George Rouy, astro nascente della scena artistica londinese, sarà il protagonista dello stand di Hauser & Wirth, insieme a Christina Kimeze, Anj Smith e Allison Katz (che devolverà parte delle sue vendite all’interessantissima iniziativa Gallery Climate Coalition). La galleria esporrà anche opere di Henry Taylor, Avery Singer, Takesada Matsutani e Lee Bul. Nonostante le notizie secondo cui i profitti del gigante svizzero nel Regno Unito siano crollati, la galleria ha deciso di portare un roster più che ottimistico di artisti blue-chip.

Lauren Halsey trasformerà lo stand di Gagosian in uno scorcio di Los Angeles, con una scultorea “insegna da piazza”, una vivace carta da parati, collage e incisioni che reinterpretano i monumenti come elogio alla comunità stessa.

C’è inoltre un fil rouge che unisce le presentazioni in fiera con le varie mostre istituzionali attualmente in corso a Londra. Ad esempio, lo stand di Lehmann Maupin dedicato a Do Ho Suh si colloca in concomitanza con la grande mostra dedicata alla ricerca dell’artista sudcoreano alla Tate Modern, mentre lo stand di White Cube, con la sua attenzione rivolta alle donne, richiama gli sforzi sempre della Tate per inserire le artiste nel canone espositivo contemporaneo.

Tra i suoi punti salienti della settimana ci sarà la mostra di Christopher Wool da Gagosian Grosvenor Hill.

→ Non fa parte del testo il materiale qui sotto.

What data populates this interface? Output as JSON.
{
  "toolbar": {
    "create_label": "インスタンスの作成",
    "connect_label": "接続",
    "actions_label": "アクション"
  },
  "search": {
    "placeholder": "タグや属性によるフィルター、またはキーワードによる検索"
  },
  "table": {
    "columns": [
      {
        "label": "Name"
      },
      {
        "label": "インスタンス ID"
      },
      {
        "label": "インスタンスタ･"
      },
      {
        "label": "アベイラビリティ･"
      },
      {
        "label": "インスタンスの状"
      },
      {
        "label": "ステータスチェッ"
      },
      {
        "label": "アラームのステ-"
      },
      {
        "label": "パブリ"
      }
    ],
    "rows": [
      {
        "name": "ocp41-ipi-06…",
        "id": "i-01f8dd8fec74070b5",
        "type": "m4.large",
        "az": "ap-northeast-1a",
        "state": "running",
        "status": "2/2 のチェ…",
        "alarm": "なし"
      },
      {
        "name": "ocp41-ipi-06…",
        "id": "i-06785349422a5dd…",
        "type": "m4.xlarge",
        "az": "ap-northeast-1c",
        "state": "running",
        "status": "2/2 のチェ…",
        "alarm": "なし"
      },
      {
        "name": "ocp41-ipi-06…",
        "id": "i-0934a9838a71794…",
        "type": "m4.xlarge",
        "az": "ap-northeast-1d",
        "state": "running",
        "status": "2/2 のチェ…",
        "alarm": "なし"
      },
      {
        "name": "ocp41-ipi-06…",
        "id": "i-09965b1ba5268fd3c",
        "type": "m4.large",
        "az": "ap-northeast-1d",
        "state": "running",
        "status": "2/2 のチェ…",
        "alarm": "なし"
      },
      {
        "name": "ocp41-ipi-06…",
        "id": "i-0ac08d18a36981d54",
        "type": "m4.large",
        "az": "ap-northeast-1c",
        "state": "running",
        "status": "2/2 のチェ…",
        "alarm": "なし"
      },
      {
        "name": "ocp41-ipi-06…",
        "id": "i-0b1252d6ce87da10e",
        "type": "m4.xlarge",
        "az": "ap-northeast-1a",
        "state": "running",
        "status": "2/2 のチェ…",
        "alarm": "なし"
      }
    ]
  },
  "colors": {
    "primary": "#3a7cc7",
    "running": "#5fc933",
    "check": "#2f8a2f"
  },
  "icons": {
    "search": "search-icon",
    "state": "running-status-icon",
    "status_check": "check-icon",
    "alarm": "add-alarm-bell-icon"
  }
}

L’esposizione, che inaugura lunedì, è stata presentata come uno dei progetti più ambiziosi mai realizzati dall’artista di Chicago in suolo britannico. Hauser & Wirth inaugurerà oggi Cloto, mostra dedicata ai lavori di Nicolas Party, e una grandiosa mostra di Kerry James Marshall è già in corso alla Royal Academy. Secondo voci di corridoio stiamo parlando di tre eventi imperdibili. 

Christopher Wool @ Gagosian, Photo Maris Hutchinson

Frieze Masters, sotto la nuova direzione dell’italiana Emanuela Tarizzo, riunisce 137 gallerie da 27 paesi con la consueta serie che parte da opere millenarie di arte classica fino ad arrivare alle avanguardie del Novecento ed oltre. La sezione Spotlight, curata da Valerie Cassel Oliver, dedica la dovuta attenzione a figure dagli anni ’50 agli anni ’70 come Novera Ahmed, Iria Leino e Mona Saudi, mentre la sezione Studio di Sheena Wagstaff e Margrethe Troensegaard mette in dialogo artisti contemporanei con materiale storico. Include opere nuove e giovanili esposte accanto a cimeli di studio, tracciando come il passato persista negli strumenti e nelle abitudini del presente. La sezione promette uno spettacolo più silenzioso: il processo creativo prevale sulla finitura, con artisti come R. H. Quaytman, Glenn Brown e Dorothy Cross.

Buona parte dei partecipanti arriva dal Regno Unito e dall’Europa; si registrano però importanti ritorni dopo anni di assenza, come quelli di Francesca Galloway e Mark Weiss da Londra, Moshe Tabibnia da Milano, Adam Williams Fine Art e Otto Naumann, entrambi da New York, o nuovi  e giovani galleristi come Vito Schnabel, Salon94 e Schoelkopf. 

Le prime anteprime della fiera suggeriscono un anno conservativo. Molti mercanti si sono presentati con opere riconoscibili di nomi affermati piuttosto che puntare su artisti più giovani e meno quotati. Secondo molti advisor questa cautela è strategica, un modo per ridare linfa vitale alle casse delle gallerie nel breve termine ed interrompere la mortifera narrazione che ha perseguitato il mercato dell’arte per l’ultimo anno e mezzo. 

Va altresì detto che la vera evoluzione della fiera viene dalle trasformazioni generazionali: il collezionismo muta, i musei ridefiniscono le loro priorità, il pubblico evolve. La sfida è quella di saper leggere e interpretare nella maniera corretta questi cambiamenti, mantenendo però salda la missione culturale dell’evento. Chissà se il mese di ottobre, con le sue due mega-fiere e aste da non sottovalutare, dia nuova linfa vitale ed entusiasmo ad un mercato che, oltre ad essere instabile , lo definirei in ansia.